- Born: August 20, 1819 Waynesville, Ohio, US
- Died: September 16, 1849 (aged 30) Warren, Ohio, US
- Burial place: Miami Cemetery. Corwin, Ohio, US
- Education: Miami University
- Occupation: Farmer
- Known for: Founders of Beta Theta Pi

= James George Smith =

American fraternity founder (1819–1849)

James George Smith (August 20, 1819 – September 16, 1849) was one of eight founders of Beta Theta Pi, a prominent college fraternity founded at Miami University in 1839.

== Early life ==
Smith was born in Waynesville, Ohio on August 20, 1819. His parents were Mary (née Whitehill) and Thomas Edward Smith.
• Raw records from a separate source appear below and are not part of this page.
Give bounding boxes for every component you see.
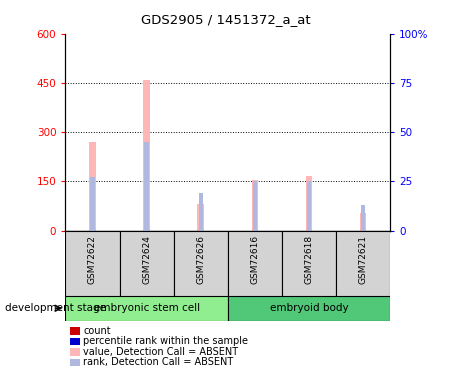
Bar xyxy=(282,231,336,296)
Text: GDS2905 / 1451372_a_at: GDS2905 / 1451372_a_at xyxy=(141,13,310,26)
Text: GSM72622: GSM72622 xyxy=(88,235,97,284)
Bar xyxy=(306,177,312,231)
Bar xyxy=(90,177,95,231)
Text: development stage: development stage xyxy=(5,303,106,313)
Text: rank, Detection Call = ABSENT: rank, Detection Call = ABSENT xyxy=(83,357,234,367)
Bar xyxy=(120,231,174,296)
Text: GSM72616: GSM72616 xyxy=(250,235,259,284)
Text: embryoid body: embryoid body xyxy=(270,303,348,313)
Bar xyxy=(336,231,390,296)
Bar xyxy=(143,80,150,231)
Text: percentile rank within the sample: percentile rank within the sample xyxy=(83,336,249,346)
Text: GSM72624: GSM72624 xyxy=(142,235,151,284)
Text: embryonic stem cell: embryonic stem cell xyxy=(93,303,200,313)
Bar xyxy=(360,213,366,231)
Bar xyxy=(89,142,96,231)
Bar xyxy=(361,205,365,231)
Text: GSM72621: GSM72621 xyxy=(359,235,368,284)
Bar xyxy=(198,204,204,231)
Bar xyxy=(65,296,228,321)
Bar xyxy=(307,182,311,231)
Bar xyxy=(174,231,228,296)
Bar xyxy=(228,296,390,321)
Text: value, Detection Call = ABSENT: value, Detection Call = ABSENT xyxy=(83,347,239,357)
Bar xyxy=(252,180,258,231)
Text: GSM72626: GSM72626 xyxy=(196,235,205,284)
Text: count: count xyxy=(83,326,111,336)
Bar xyxy=(228,231,282,296)
Bar xyxy=(253,182,257,231)
Bar xyxy=(198,193,203,231)
Text: GSM72618: GSM72618 xyxy=(304,235,313,284)
Bar xyxy=(65,231,120,296)
Bar xyxy=(144,142,149,231)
He attended Miami University in Oxford, Ohio, graduating with an A.B. degree in 1840. While there, he was a member of the Union Literary Society. He was also one of eight founders of Beta Theta Pi in 1839 and served as the fraternity's first secretary. He was roommates with Samuel Taylor Marshall, another Beta Theta Pi founder, in the west wing Old Main.

== Career ==
After college, Smith was a farmer, living six miles east of Lebanon, Ohio.

== Personal life ==
Marshall described Smith as a "pale, studious, quiet fellow in delicate health". In 1841 and 1842, Smith went to Florida to treat his tuberculosis. He recovered and returned to Ohio.

Smith died on September 16, 1849, in Warren, Ohio, from dysentary, resulting from cholera. He was buried in the Smith family cemetery and reinterred in the Miami Cemetery at Corwin, Ohio in November 1867.